Monday, February 19, 2024

A Walk on the Wild Side

A Walk on the Wild Side


Friday 17th and Saturday 18th February, 2024


Our guide describes it as an “extraordinary walk along the Canal de Beauregard.  Built by slaves in 1760, this canal brought water around a steep mountain to supply the distilleries of St. Pierre.  The canal is fairly level, often shady, and easy, but you must have a head for heights for you walk along the outer canal wall, about 18 inches wide.  The panoramic views are often dizzyingly precipitous.”  Naturally it seemed like a “must do” to us.  There was the small problem of almost no information about how to get to the start.  This is where the web is a great help.

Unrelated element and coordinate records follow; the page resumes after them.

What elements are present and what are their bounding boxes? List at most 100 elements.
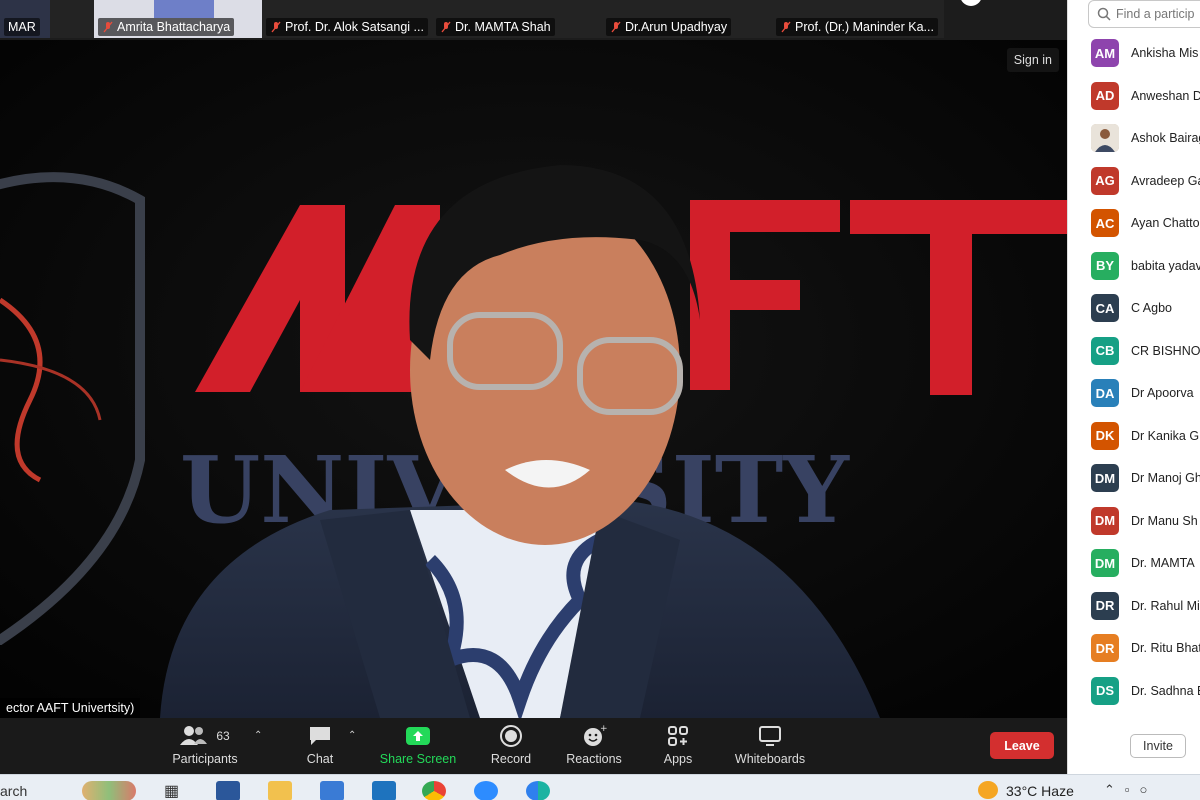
store-app-icon[interactable] [320, 781, 344, 800]
participant-thumbnail[interactable]: Dr. MAMTA Shah [432, 0, 602, 38]
chat-button[interactable]: Chat [300, 722, 340, 772]
weather-icon [978, 781, 998, 799]
participant-search-input[interactable]: Find a particip [1088, 0, 1200, 28]
edge-app-icon[interactable] [526, 781, 550, 800]
word-app-icon[interactable] [216, 781, 240, 800]
participant-thumbnail[interactable]: MAR [0, 0, 94, 38]
apps-button[interactable]: Apps [659, 722, 697, 772]
record-icon [500, 725, 522, 747]
participant-avatar: DM [1091, 506, 1119, 535]
zoom-window: MAR Amrita Bhattacharya Prof. Dr. Alok S… [0, 0, 1200, 800]
participant-row[interactable]: AG Avradeep Ga [1068, 166, 1200, 196]
strip-scroll-icon[interactable] [960, 0, 982, 6]
participant-avatar: AC [1091, 209, 1119, 237]
participant-row[interactable]: AD Anweshan D [1068, 81, 1200, 111]
participant-row[interactable]: DK Dr Kanika G [1068, 421, 1200, 451]
participant-avatar: DM [1091, 549, 1119, 577]
thumbnail-name-tag: MAR [4, 18, 40, 36]
chat-caret-icon[interactable]: ⌃ [348, 730, 356, 741]
participant-name: Dr. Rahul Mi [1131, 598, 1200, 613]
participant-row[interactable]: DM Dr. MAMTA [1068, 548, 1200, 578]
task-view-icon[interactable]: ▦ [164, 781, 188, 800]
participant-name: CR BISHNOI [1131, 343, 1200, 358]
meeting-toolbar: 63 Participants ⌃ Chat ⌃ Share Screen Re… [0, 718, 1067, 774]
leave-button[interactable]: Leave [990, 732, 1054, 759]
record-button[interactable]: Record [488, 722, 534, 772]
file-explorer-icon[interactable] [268, 781, 292, 800]
participant-avatar: DR [1091, 634, 1119, 662]
participant-row[interactable]: DR Dr. Rahul Mi [1068, 591, 1200, 621]
reactions-button[interactable]: + Reactions [565, 722, 623, 772]
mic-muted-icon [103, 21, 113, 33]
participant-name: babita yadav [1131, 258, 1200, 273]
participant-name: Dr Manoj Gh [1131, 471, 1200, 485]
participant-name: Ashok Bairag [1131, 131, 1200, 145]
participant-avatar: CA [1091, 294, 1119, 322]
participant-row[interactable]: DA Dr Apoorva [1068, 378, 1200, 408]
chat-label: Chat [306, 752, 334, 766]
participant-name: Ayan Chatto [1131, 216, 1200, 230]
participant-row[interactable]: AC Ayan Chatto [1068, 208, 1200, 238]
participant-name: Dr. Sadhna B [1131, 683, 1200, 698]
mail-app-icon[interactable] [372, 781, 396, 800]
participant-thumbnail[interactable]: Dr.Arun Upadhyay [602, 0, 772, 38]
participant-avatar: DA [1091, 379, 1119, 407]
sign-in-button[interactable]: Sign in [1006, 48, 1059, 72]
participant-name: Anweshan D [1131, 88, 1200, 103]
share-screen-label: Share Screen [379, 752, 457, 766]
participant-avatar: DK [1091, 421, 1119, 450]
active-speaker-video: UNIVERSITY Sign in ector AAFT Univertsit… [0, 40, 1067, 718]
participant-name: Dr Manu Sh [1131, 513, 1198, 528]
thumbnail-name-tag: Prof. (Dr.) Maninder Ka... [776, 18, 938, 36]
participant-row[interactable]: AM Ankisha Mis [1068, 38, 1200, 68]
thumbnail-name-tag: Dr.Arun Upadhyay [606, 18, 732, 36]
participant-avatar: AG [1091, 166, 1119, 195]
system-tray[interactable]: ⌃▫○ [1104, 782, 1157, 798]
weather-readout[interactable]: 33°C Haze [1006, 783, 1074, 799]
participant-thumbnail[interactable]: Amrita Bhattacharya [94, 0, 262, 38]
thumbnail-name: Prof. Dr. Alok Satsangi ... [285, 20, 424, 34]
thumbnail-name: Amrita Bhattacharya [117, 20, 231, 34]
participant-row[interactable]: BY babita yadav [1068, 251, 1200, 281]
participant-row[interactable]: DS Dr. Sadhna B [1068, 676, 1200, 706]
participant-name: Dr. MAMTA [1131, 556, 1195, 570]
apps-label: Apps [663, 752, 693, 766]
participant-row[interactable]: DR Dr. Ritu Bhat [1068, 633, 1200, 663]
participant-row[interactable]: DM Dr Manu Sh [1068, 506, 1200, 536]
participant-photo-avatar [1091, 124, 1119, 152]
participant-avatar: AM [1091, 39, 1119, 67]
participant-row[interactable]: DM Dr Manoj Gh [1068, 463, 1200, 493]
search-icon [1097, 7, 1111, 21]
whiteboards-button[interactable]: Whiteboards [730, 722, 810, 772]
record-label: Record [490, 752, 532, 766]
participants-label: Participants [172, 752, 238, 766]
participants-caret-icon[interactable]: ⌃ [254, 730, 262, 741]
zoom-app-icon[interactable] [474, 781, 498, 800]
participant-row[interactable]: Ashok Bairag [1068, 123, 1200, 153]
thumbnail-name-tag: Prof. Dr. Alok Satsangi ... [266, 18, 428, 36]
participant-row[interactable]: CA C Agbo [1068, 293, 1200, 323]
reactions-label: Reactions [566, 752, 622, 766]
participant-row[interactable]: CB CR BISHNOI [1068, 336, 1200, 366]
taskbar-search-box[interactable]: arch [0, 783, 27, 799]
reactions-icon: + [584, 724, 607, 746]
whiteboards-label: Whiteboards [734, 752, 806, 766]
participants-button[interactable]: 63 Participants [168, 722, 242, 772]
participant-name: C Agbo [1131, 301, 1173, 315]
thumbnail-name-tag: Dr. MAMTA Shah [436, 18, 555, 36]
participant-avatar: DR [1091, 591, 1119, 620]
participant-thumbnail[interactable]: Prof. (Dr.) Maninder Ka... [772, 0, 944, 38]
thumbnail-name: Prof. (Dr.) Maninder Ka... [795, 20, 934, 34]
widgets-icon[interactable] [82, 781, 136, 800]
invite-button[interactable]: Invite [1130, 734, 1186, 758]
participant-avatar: BY [1091, 251, 1119, 280]
thumbnail-name-tag: Amrita Bhattacharya [98, 18, 235, 36]
participant-thumbnail[interactable]: Prof. Dr. Alok Satsangi ... [262, 0, 432, 38]
svg-text:+: + [600, 724, 607, 734]
chrome-app-icon[interactable] [422, 781, 446, 800]
share-screen-button[interactable]: Share Screen [378, 722, 458, 772]
participant-name: Avradeep Ga [1131, 173, 1200, 188]
windows-taskbar: arch ▦ 33°C Haze ⌃▫○ [0, 774, 1200, 800]
thumbnail-name: Dr. MAMTA Shah [455, 20, 551, 34]
participant-avatar: DM [1091, 464, 1119, 492]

Looking at the location of the “recommended” start of the walk, we thought we should hire a car.  We were remarkably unsuccessful. One place was not open the first three times we visited. Finally, they were open, but had no cars for Saturday.  We probably could have got a car from the only other car rental in town but we balked at the price, 70 euros/day!  Our only option seemed to be the bus.  Here we felt somewhat handicapped by our rudimentary French.  Quizzing the bus driver wasn’t exactly reassuring.  Initially, she denied that she went to the Canal.  After showing the name of nearest town, she agreed that the route went there.  It is always good to start an exciting adventure with a little extra uncertainty.  


The bus dropped us off in the town in question, quite a way up into the hills.  Google maps suggested that a half-mile walk would take us to the bottom end of the canal (when has Google maps ever been wrong?) To our dismay, that half-mile walk was steeply downhill (a joy for the return trip!).  However, we did arrive at a fenced-off area with signs saying no pedestrians allowed, suggesting risk of serious injury.  We actually knew the walk was officially closed, but we weren’t the first people to go through the broken section of the fence! 


The canal was smaller than I expected, perhaps three feet wide with a couple feet of water flowing through.  It might be described as an aqueduct elsewhere. The canal wall was narrow and broken up in places.  Some sections were certainly what Mike would call “airy”.  I didn’t feel that my balance was all that great, but we persisted with Mike carrying my pack on the outward leg.  For some sections, water was pouring over the canal wall.  In other areas, something like sandbags had been laid along the top of the wall.  As they were actually filled with dirt and saturated with water, they provided an unnervingly squidgy surface for walking.  Did I forget to mention that we met about four parties of people coming in the opposite direction?  Mostly we stopped on sections of real ground to let people pass.  One party we met along an extensive exposed section.  These young women were nice enough to back up quite a long way to let us through.  


Once we arrived at the far end of the canal, we breathed a sigh of relief.  Unfortunately, it’s an “out and back” walk so we had to face it all again!  Fortified by lunch, we set off on the return journey.  This time I managed to carry my backpack, as well as move along at a better pace.  I might even have looked at the view once or twice! Soon we were back where we started.  That half-mile was just as steep going up-hill.  Once we arrived at the bus stop, we checked the wait time for another bus.  As far as we could tell it wasn’t due for another 40 minutes, so we decided to walk down to the main road and back to St. Pierre.  According to my phone (can you trust that thing?), we had walked over 9 miles, in temperatures of 85oF (30oC). We were a tad tired and a little overheated. Thank goodness for the swim after returning to the boat.


This morning, we went to shore for a speedy provisioning trip and then departed to Fort de France.  A couple hours of motor-sailing got us to the anchorage.  Once again, we had some difficulty getting the anchor to set.  It’s been pretty crowded most places we have been to and I suspect that the more open areas, which we gravitate towards because there is more swinging room, tend to reflect where the bottom is rocky rather than sand. Eventually another boat pulled up anchor and left and we were able to get settled. We seem to be in a good position with regard to the many boats anchored here.  So far we are in the same spot according to our anchor alarm. 


I’m thinking that we are still a bit tired out from yesterday’s adventures, as we have spent the afternoon hanging out onboard.


Gloria


14 35.921 N, 61 04.117 W



The amazing Canal de Beauregard walk. The views were astonishing.


You walk along the 18 inch wide wall. Thankfully, many sections had some shade. 


In some sections the water was overflowing the retaining wall ... you just had to walk through it. This photo in B&W.


Gloria on the return journey ... (minus her glasses for the photo, to avoid flare from the fill-in flash)


Another set of building shots taken over the past week ... "Les portes do Sainte-Pierre"


Ditto


This is the ship that was washed ashore just south of Sainte-Pierre. A reminder of what can happen if you end up on a lee shore and your anchor system fails


A tiny lizard (anole), photographed on the hills behind Saint-Pierre. I'm trying to put together a set of lizard shots and am working on get different angles, rather than just side head shots.